Using analytics and statistics in sports and society: a ways to go

Truehoop has been doing a fine job covering the 2013 MIT Sloan Sports Analytics Conference. One post from last Saturday highlighted five quotes “On how far people have delved into the potential of analytics“:

“We are nowhere yet.”
— Morey

“There is a human element in sports that is not quantifiable. These players bleed for you, give you everything they have, and there’s a bond there.”
— Bill Polian, ESPN NFL analyst

“When visualizing data, it’s not about how much can I put in but how much can I take out.”
— Joe Ward, The New York Times sports graphics editor

“If you are not becoming a digital CMO (Chief Marketing Officer), you are becoming extinct.”
— Tim McDermott, Philadelphia Eagles CMO

“Even if God came down and said this model is correct … there is still randomness, and you can be wrong.”
— Phil Birnbaum, By The Numbers editor

In other words, there is a lot of potential in these statistics and models but we have a long way to go in deploying them correctly. I think this is a good reminder when thinking about big data as well: simply having the numbers and recognizing they might mean something is a long way from making sense of the numbers and improving lives because of our new knowledge.

Looking at the data behind the claim that more black men are in jail than college

A scholar looks at his own usage of a statistic and where it came from:

About six years ago I wrote, “In 2000, the Justice Policy Institute (JPI) found evidence that more black men are in prison than in college,” in my first “Breaking Barriers” (pdf) report. At the time, I did not question the veracity of this statement. The statement fit well among other stats that I used to establish the need for more solution-focused research on black male achievement…

Today there are approximately 600,000 more black men in college than in jail, and the best research evidence suggests that the line was never true to begin with. In this two-part entry in Show Me the Numbers, the Journal of Negro Education’s monthly series for The Root, I examine the dubious origins, widespread use and harmful effects of what is arguably the most frequently quoted statistic about black men in the United States…
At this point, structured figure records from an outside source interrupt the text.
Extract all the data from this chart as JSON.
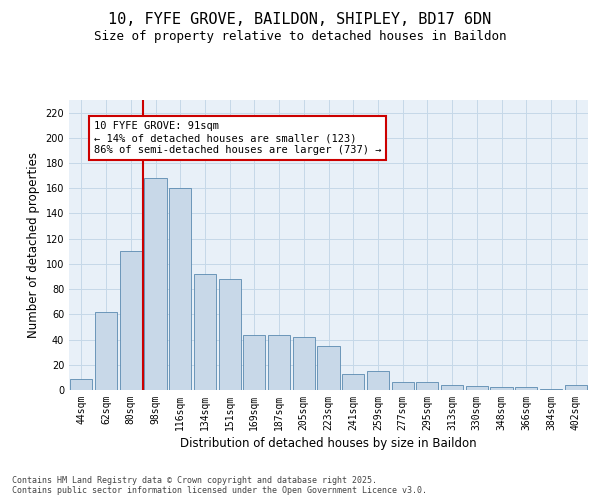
{
  "title_line1": "10, FYFE GROVE, BAILDON, SHIPLEY, BD17 6DN",
  "title_line2": "Size of property relative to detached houses in Baildon",
  "xlabel": "Distribution of detached houses by size in Baildon",
  "ylabel": "Number of detached properties",
  "categories": [
    "44sqm",
    "62sqm",
    "80sqm",
    "98sqm",
    "116sqm",
    "134sqm",
    "151sqm",
    "169sqm",
    "187sqm",
    "205sqm",
    "223sqm",
    "241sqm",
    "259sqm",
    "277sqm",
    "295sqm",
    "313sqm",
    "330sqm",
    "348sqm",
    "366sqm",
    "384sqm",
    "402sqm"
  ],
  "values": [
    9,
    62,
    110,
    168,
    160,
    92,
    88,
    44,
    44,
    42,
    35,
    13,
    15,
    6,
    6,
    4,
    3,
    2,
    2,
    1,
    4
  ],
  "bar_color": "#c8d8e8",
  "bar_edge_color": "#5a8ab0",
  "vline_x": 2.5,
  "vline_color": "#cc0000",
  "annotation_text": "10 FYFE GROVE: 91sqm\n← 14% of detached houses are smaller (123)\n86% of semi-detached houses are larger (737) →",
  "annotation_box_color": "#ffffff",
  "annotation_box_edge": "#cc0000",
  "ylim": [
    0,
    230
  ],
  "yticks": [
    0,
    20,
    40,
    60,
    80,
    100,
    120,
    140,
    160,
    180,
    200,
    220
  ],
  "grid_color": "#c5d8e8",
  "background_color": "#e8f0f8",
  "footer_text": "Contains HM Land Registry data © Crown copyright and database right 2025.\nContains public sector information licensed under the Open Government Licence v3.0.",
  "title_fontsize": 11,
  "subtitle_fontsize": 9,
  "tick_fontsize": 7,
  "label_fontsize": 8.5,
  "annotation_fontsize": 7.5,
  "footer_fontsize": 6
}
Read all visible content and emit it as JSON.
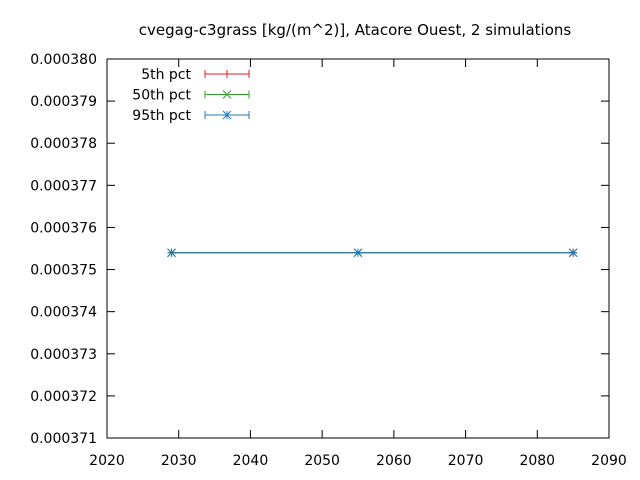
{
  "chart_data": {
    "type": "line",
    "title": "cvegag-c3grass [kg/(m^2)], Atacore Ouest, 2 simulations",
    "xlabel": "",
    "ylabel": "",
    "xlim": [
      2020,
      2090
    ],
    "ylim": [
      0.000371,
      0.00038
    ],
    "x_ticks": [
      "2020",
      "2030",
      "2040",
      "2050",
      "2060",
      "2070",
      "2080",
      "2090"
    ],
    "y_ticks": [
      "0.000371",
      "0.000372",
      "0.000373",
      "0.000374",
      "0.000375",
      "0.000376",
      "0.000377",
      "0.000378",
      "0.000379",
      "0.000380"
    ],
    "grid": false,
    "legend_position": "top-left",
    "x": [
      2029,
      2055,
      2085
    ],
    "series": [
      {
        "name": "5th pct",
        "color": "#e41a1c",
        "marker": "plus",
        "values": [
          0.0003754,
          0.0003754,
          0.0003754
        ]
      },
      {
        "name": "50th pct",
        "color": "#33a02c",
        "marker": "cross",
        "values": [
          0.0003754,
          0.0003754,
          0.0003754
        ]
      },
      {
        "name": "95th pct",
        "color": "#1f78b4",
        "marker": "star",
        "values": [
          0.0003754,
          0.0003754,
          0.0003754
        ]
      }
    ]
  }
}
In September 2012, in response to the Congressional Black Caucus Foundation’s screening of the film Hoodwinked, directed by Janks Morton, JPI issued a press release titled, “JPI Stands by Data in 2002 on Education and Incarceration.” However, if one examines the IPEDS data from 2001 to 2011, it is clear that many colleges and universities were not reporting JPI’s data 10 years ago.

In 2011, 4,503 colleges and universities across the United States reported having at least one black male student. In 2001, only 2,734 colleges and universities reported having at least one black male student, with more than 1,000 not reporting any data at all. When perusing the IPEDS list of colleges with significant black male populations today but none reported in 2001, I noticed several historically black colleges and universities, including Bowie State University, and my own alma mater, Temple University. Ironically, I was enrolled at Temple as a doctoral candidate in 2001.
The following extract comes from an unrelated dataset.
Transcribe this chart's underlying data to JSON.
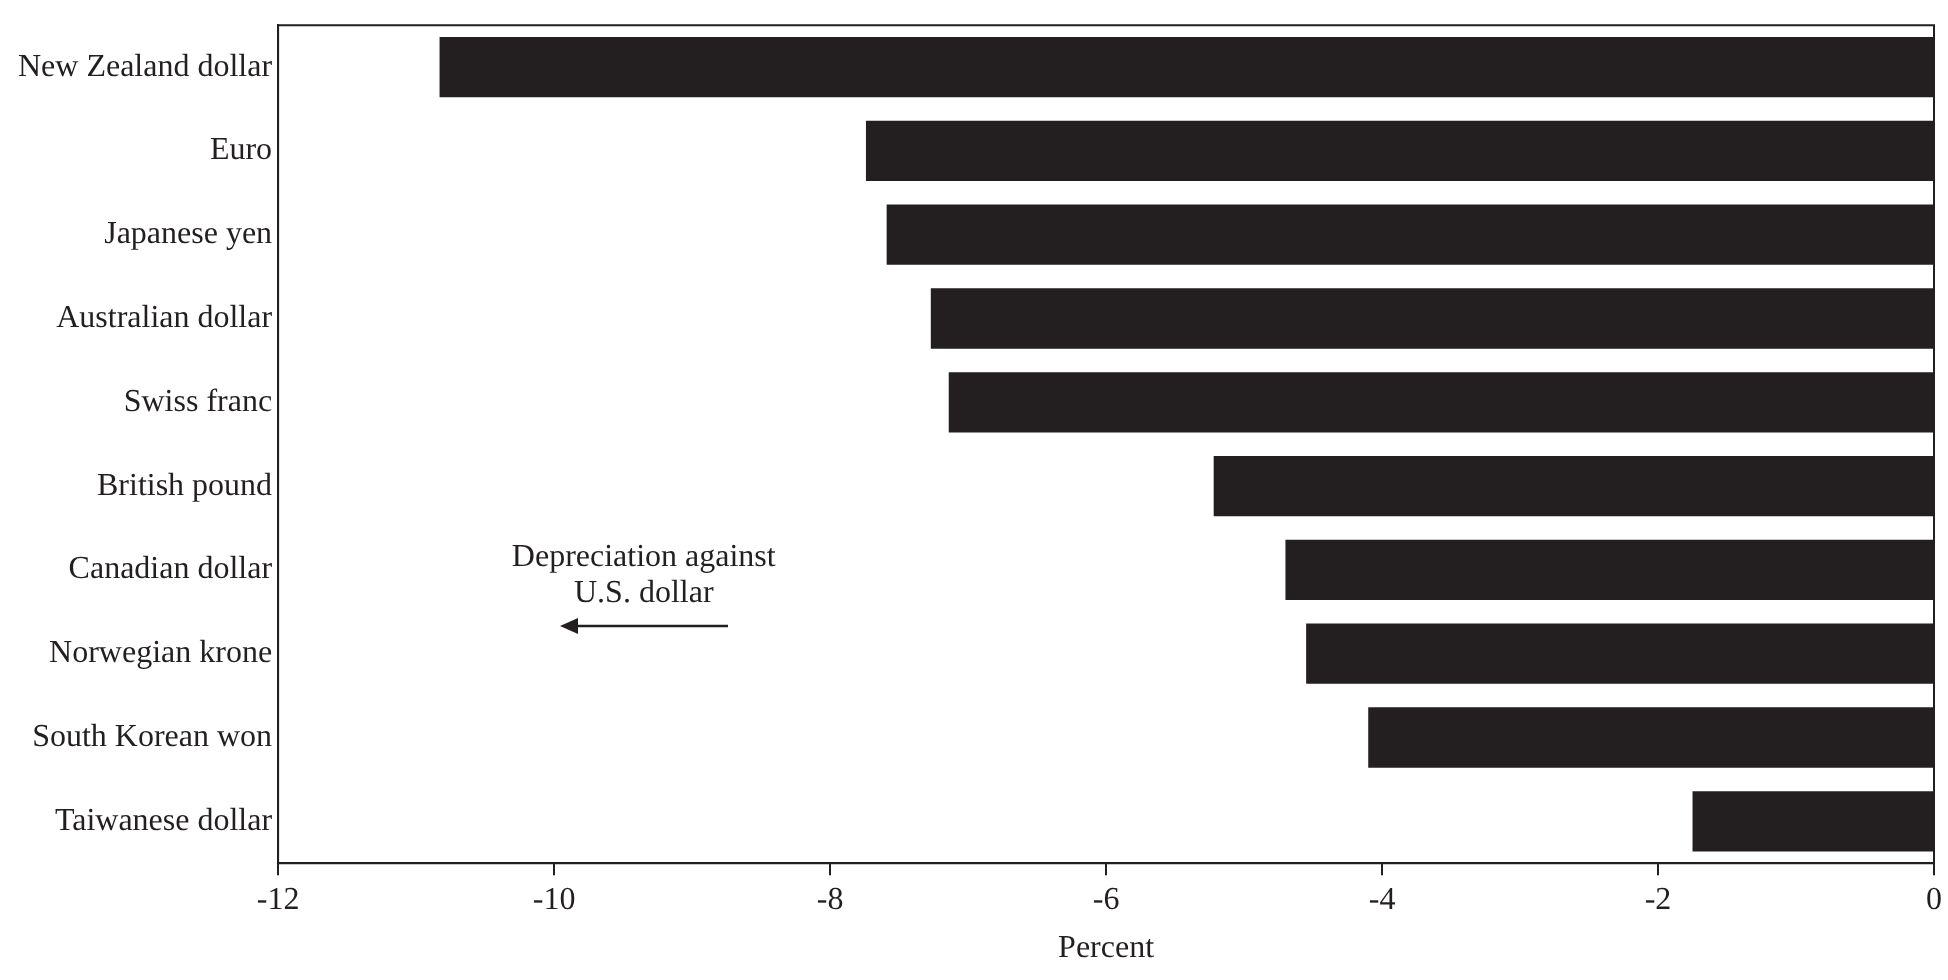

When I first saw this, I first thought it might be an example of what sociologist Joel Best calls a “mutant statistic.” This is a statistic that might originally be based in fact but at some point undergoes a transformation and keeps getting repeated until it seems unchallengeable.
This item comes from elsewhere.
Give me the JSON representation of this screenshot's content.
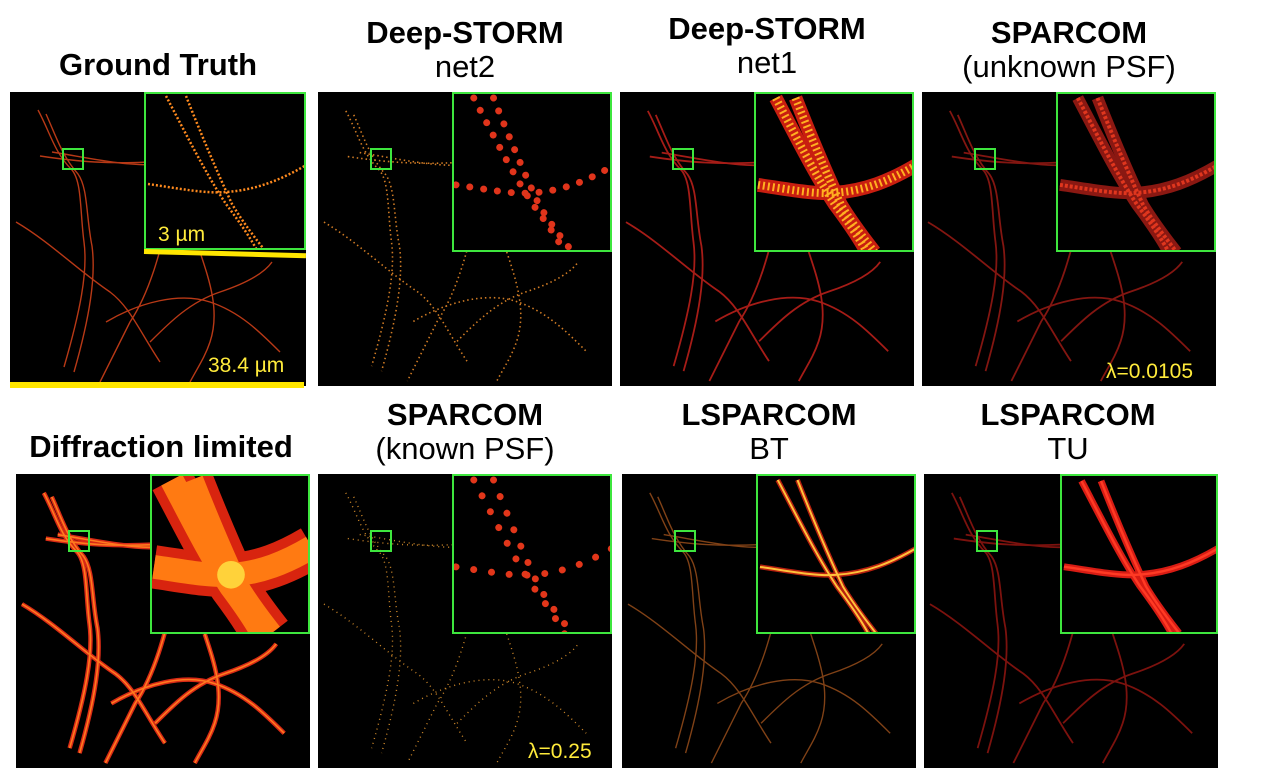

There might be some mutant statistic going here but it also appears to be an issue of methodology. As Toldson points out, it looks like this was a missing data issue: the 2001 survey did not include data from over 1,000 colleges. When more colleges were counted in 2011, the findings changed. If it is a methodological issue, then this issue should have been caught at the beginning.

As Best notes, it can take some time for bad statistics to be reversed. It will be interesting to see how long this particular “fact” continues to be repeated.